A different approach to producing prostate-targeted drugs is based on fusing toxins to antibodies against PSMA. The most attention has been generated by J591 monoclonal antibodies developed by Neil Bander, now used for both therapeutic and diagnostic applications [41]. Another set of monoclonal antibo­dies has been raised by a German group that fused variable light chain of these antibodies with Pseudomonas Exotoxin A [42], which ribosylates elongation factor 2 and inhibits the translation step of protein synthesis. A recent analysis of synergistic apoptosis induction in prostate cancer cells by PI3K and protein synthesis inhibitors identified Mcl-1 as a critical regulatory protein responsible for pro-apoptotic effects of protein synthesis inhibitors in prostate cancer cells [27, 43].

In summary, both BAD phosphorylation and Mcl-1 expression are controlled by several convergent signal transduction pathways [30, 31, 44, 45]. When Mcl-1 expression is decreased simultaneously with BAD dephosphorylation (triggered by PI3K inhibition), robust apoptosis in prostate cancer cells is induced within 3–4 hours. In contrast, when either BAD phosphorylation or Mcl-1 expression alone was inhibited, apoptosis was evident only after 12–24 hours [27]. Thus, monitoring BAD phosphorylation and Mcl-1 expression along with immediate targets of signaling inhibitors allows prediction of whether prostate-selective inhibitors will have intended effects. In contrast, monitoring only inhibition of immediate targets will have less predictive power because of multiple redundant signals that converge on Mcl-1 and BAD.

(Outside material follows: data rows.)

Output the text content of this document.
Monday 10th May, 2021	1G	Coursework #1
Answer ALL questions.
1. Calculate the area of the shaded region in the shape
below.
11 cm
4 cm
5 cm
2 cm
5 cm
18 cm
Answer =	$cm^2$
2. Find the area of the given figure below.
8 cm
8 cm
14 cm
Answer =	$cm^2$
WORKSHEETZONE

Analysis of protein expression and phosphorylation is relatively straightforward for hematopoietic cancers, yet for solid tumors it poses a substantial challenge. Repeated biopsies are needed, which is especially problematic for metastatic tumors. To circumvent the need for tumor biopsies, surrogate markers have been proposed. For example, analysis of EGFR phosphorylation in hair follicles has been used to monitor efficacy of EGFR kinase inhibitors [46]. However, this approach may not be applied for monitoring BAD and Mcl-1, since signaling pathways that regulate these proteins are likely different in prostate than in other tissues. Furthermore, considering the high level of hete­rogeneity observed within prostate tumors, several biopsies may be required to confirm that Mcl-1 expression and BAD phosphorylation throughout the tumor tissue are changing. Recently, circulating tumor cells attracted significant attention as a possible replacement for tumor biopsies. But it remains unproven whether, taken out of the microenvironment, tumor cells can adequately represent signaling events inside solid tumors [47]. One possible alternative is using primary xenografts of tumor biopsies to select optimal combination of therapies without subjecting cancer patients to highly invasive procedures [48]. In fact, a panel of primary xenografts established from tumor biopsies could be used to test whether monitoring BAD phosphorylation and Mcl-1 expression better predicts a curative response than monitoring immediate targets of signal transduction inhibitors.

Author contributions

GK conceived and wrote the manuscript.

Competing interests

Author declares no competing interests.

Acknowledgments

This work was supported by Internal Research Grant (IRG2014 Project number 4071101011411) from Alfaisal University.

The author is grateful to Karen Klein (Biomedical Research Services and Administration, Wake Forest University Health Sciences) for manuscript editing.